Apple co-founder and industry icon Steve Wozniak believes personal computers need to more human to become truly personal.
Back in the early 1990s Steve Wozniak was in an airport when he pulled an Apple Newton out of his bag. It was the first time he had used the PDA device and using the stylus, he wrote in his own handwriting:
"Sarah [his daughter], dentist, Tuesday, 2pm."
He tapped the Assist button and it automatically opened the calendar app on Tuesday at 2pm, added in the word "dentist" and grabbed Sarah's details from his contacts list.
It was a moment which would change Wozniak's perception of computing forever. "That was the first time in my life I had seen a computer understand... I had written something for a human, and the computer understood it."
Fast-forward 20 years and while the Newton may be long obsolete, Wozniak still wants the same thing - a computer that understand him; a computer that will be his "best friend."
The computers we talk about today are not what we have typically viewed as computers for the last 20 years. They are the small but incredibly powerful smartphones and tablets which we carry around in our pockets and bags wherever we go.
The method of interaction with these devices has also changed, with voice now used as the 'human' way of interacting.
For Wozniak, Siri has long been his favourite app, even before it was acquired by Apple.
Closer than ever
He says that we are now closer than ever to the technology we use on a daily basis but to move things forward Wozniak says that Apple needs to open up Siri to third-party developers so that voice can become ubiquitous across the system.
Wozniak, who was speaking at the Apps World conference in London on Wednesday, says the next logical step in bringing technology even closer is by making it wearable, where you have access to what you want, when you want, at all times.
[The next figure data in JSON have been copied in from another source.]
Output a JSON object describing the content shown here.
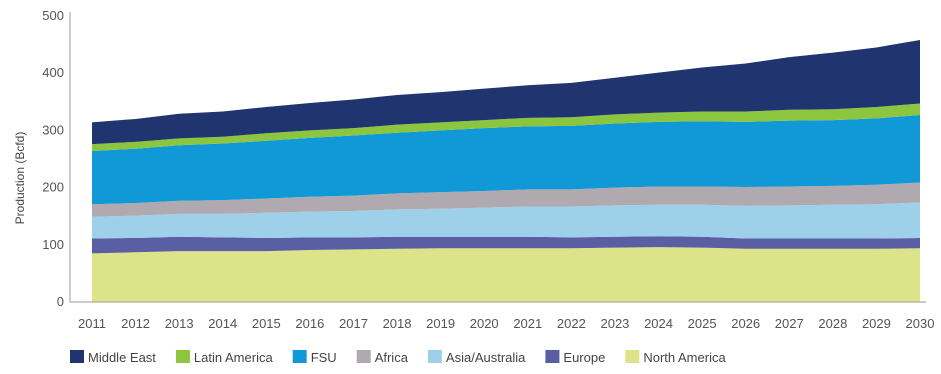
{
  "chart_data": {
    "type": "area",
    "stacked": true,
    "title": "",
    "xlabel": "",
    "ylabel": "Production (Bcfd)",
    "ylim": [
      0,
      500
    ],
    "yticks": [
      "0",
      "100",
      "200",
      "300",
      "400",
      "500"
    ],
    "x": [
      "2011",
      "2012",
      "2013",
      "2014",
      "2015",
      "2016",
      "2017",
      "2018",
      "2019",
      "2020",
      "2021",
      "2022",
      "2023",
      "2024",
      "2025",
      "2026",
      "2027",
      "2028",
      "2029",
      "2030"
    ],
    "grid": false,
    "legend_position": "bottom",
    "series": [
      {
        "name": "North America",
        "color": "#dde388",
        "values": [
          85,
          87,
          89,
          89,
          89,
          91,
          92,
          93,
          94,
          94,
          94,
          94,
          95,
          96,
          95,
          93,
          93,
          93,
          93,
          94
        ]
      },
      {
        "name": "Europe",
        "color": "#5a5fa3",
        "values": [
          26,
          25,
          25,
          24,
          23,
          22,
          21,
          21,
          20,
          20,
          20,
          19,
          19,
          19,
          19,
          18,
          18,
          18,
          18,
          18
        ]
      },
      {
        "name": "Asia/Australia",
        "color": "#9fd0ea",
        "values": [
          38,
          39,
          40,
          41,
          44,
          45,
          46,
          48,
          49,
          51,
          53,
          54,
          55,
          55,
          56,
          57,
          58,
          59,
          60,
          62
        ]
      },
      {
        "name": "Africa",
        "color": "#b0aab0",
        "values": [
          22,
          22,
          23,
          24,
          25,
          26,
          27,
          28,
          29,
          29,
          30,
          30,
          31,
          32,
          32,
          33,
          33,
          33,
          34,
          35
        ]
      },
      {
        "name": "FSU",
        "color": "#1198d6",
        "values": [
          93,
          95,
          97,
          99,
          101,
          103,
          105,
          106,
          108,
          110,
          110,
          111,
          112,
          113,
          114,
          114,
          115,
          115,
          116,
          118
        ]
      },
      {
        "name": "Latin America",
        "color": "#8cc63e",
        "values": [
          12,
          12,
          12,
          12,
          13,
          13,
          13,
          14,
          14,
          14,
          15,
          15,
          16,
          16,
          17,
          18,
          19,
          19,
          20,
          20
        ]
      },
      {
        "name": "Middle East",
        "color": "#203570",
        "values": [
          38,
          40,
          43,
          44,
          46,
          48,
          50,
          52,
          53,
          55,
          57,
          60,
          64,
          70,
          77,
          84,
          92,
          99,
          104,
          111
        ]
      }
    ],
    "legend_order": [
      "Middle East",
      "Latin America",
      "FSU",
      "Africa",
      "Asia/Australia",
      "Europe",
      "North America"
    ]
  }
}
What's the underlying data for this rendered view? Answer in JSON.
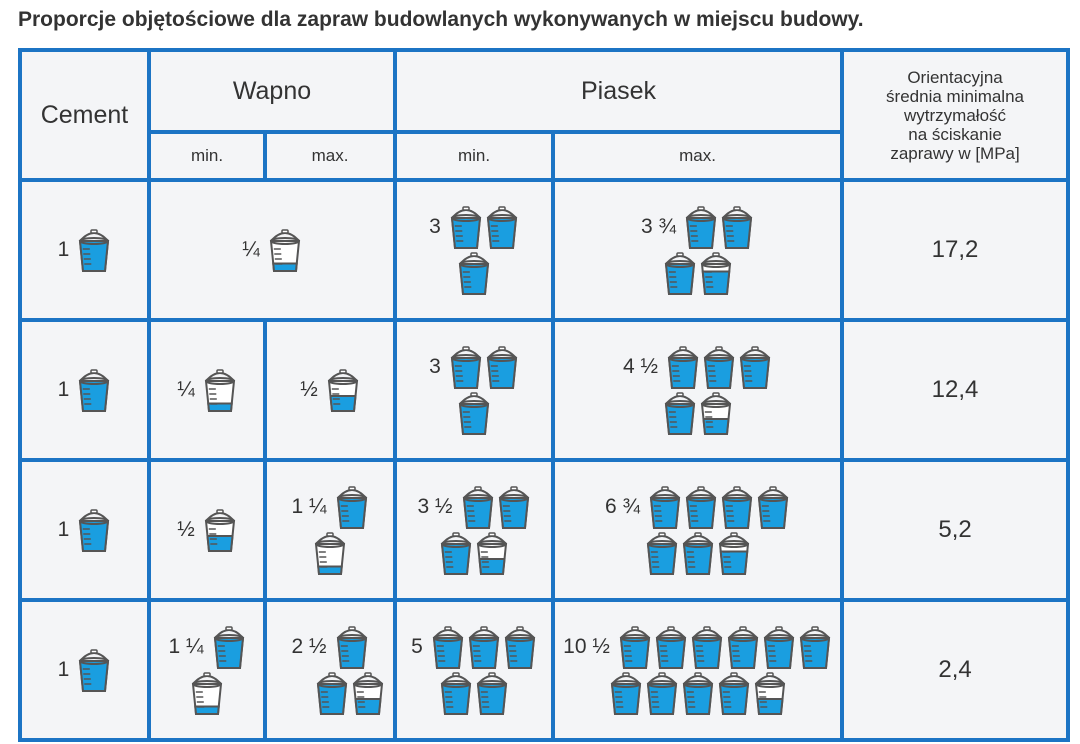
{
  "title": "Proporcje objętościowe dla zapraw budowlanych wykonywanych w miejscu budowy.",
  "colors": {
    "border": "#1c74c4",
    "fill": "#1a9ee0",
    "cell": "#f4f5f7"
  },
  "header": {
    "cement": "Cement",
    "wapno": "Wapno",
    "piasek": "Piasek",
    "min": "min.",
    "max": "max.",
    "strength": [
      "Orientacyjna",
      "średnia minimalna",
      "wytrzymałość",
      "na ściskanie",
      "zaprawy w [MPa]"
    ]
  },
  "rows": [
    {
      "cement": {
        "label": "1",
        "lines": [
          [
            1
          ]
        ]
      },
      "wapno_merged": {
        "label": "¼",
        "lines": [
          [
            0.25
          ]
        ]
      },
      "sand_min": {
        "label": "3",
        "lines": [
          [
            1,
            1
          ],
          [
            1
          ]
        ]
      },
      "sand_max": {
        "label": "3 ¾",
        "lines": [
          [
            1,
            1
          ],
          [
            1,
            0.75
          ]
        ]
      },
      "mpa": "17,2"
    },
    {
      "cement": {
        "label": "1",
        "lines": [
          [
            1
          ]
        ]
      },
      "wapno_min": {
        "label": "¼",
        "lines": [
          [
            0.25
          ]
        ]
      },
      "wapno_max": {
        "label": "½",
        "lines": [
          [
            0.5
          ]
        ]
      },
      "sand_min": {
        "label": "3",
        "lines": [
          [
            1,
            1
          ],
          [
            1
          ]
        ]
      },
      "sand_max": {
        "label": "4 ½",
        "lines": [
          [
            1,
            1,
            1
          ],
          [
            1,
            0.5
          ]
        ]
      },
      "mpa": "12,4"
    },
    {
      "cement": {
        "label": "1",
        "lines": [
          [
            1
          ]
        ]
      },
      "wapno_min": {
        "label": "½",
        "lines": [
          [
            0.5
          ]
        ]
      },
      "wapno_max": {
        "label": "1 ¼",
        "lines": [
          [
            1
          ],
          [
            0.25
          ]
        ]
      },
      "sand_min": {
        "label": "3 ½",
        "lines": [
          [
            1,
            1
          ],
          [
            1,
            0.5
          ]
        ]
      },
      "sand_max": {
        "label": "6 ¾",
        "lines": [
          [
            1,
            1,
            1,
            1
          ],
          [
            1,
            1,
            0.75
          ]
        ]
      },
      "mpa": "5,2"
    },
    {
      "cement": {
        "label": "1",
        "lines": [
          [
            1
          ]
        ]
      },
      "wapno_min": {
        "label": "1 ¼",
        "lines": [
          [
            1
          ],
          [
            0.25
          ]
        ]
      },
      "wapno_max": {
        "label": "2 ½",
        "lines": [
          [
            1
          ],
          [
            1,
            0.5
          ]
        ]
      },
      "sand_min": {
        "label": "5",
        "lines": [
          [
            1,
            1,
            1
          ],
          [
            1,
            1
          ]
        ]
      },
      "sand_max": {
        "label": "10 ½",
        "lines": [
          [
            1,
            1,
            1,
            1,
            1,
            1
          ],
          [
            1,
            1,
            1,
            1,
            0.5
          ]
        ]
      },
      "mpa": "2,4"
    }
  ]
}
Wozniak says that what he wants on his wrist is a "knowledge navigator" but recognises that "new ideas are very hard to come up with." He says that having just some functions of a phone on your wrist - as the current generation of devices do - is not enough: "I want a wearable phone."
Wozniak also spoke about the potential for computers to become as, if not more, intelligent than humans. He said that for years he dismissed the idea out-of-hand, and mentioned futurist Ray Kurzweil's singularity theory which speculates that there will be a moment in time when artificial intelligence will have progressed to the point of a greater-than-human intelligence.
While Wozniak doesn't believe this "moment" will come any time in the next 20 years, he now concedes that these machines could equal or surpass human intelligence in the next "20 to 200 years."
He says he has seen many signs in recent years to make him change his beliefs on the theory.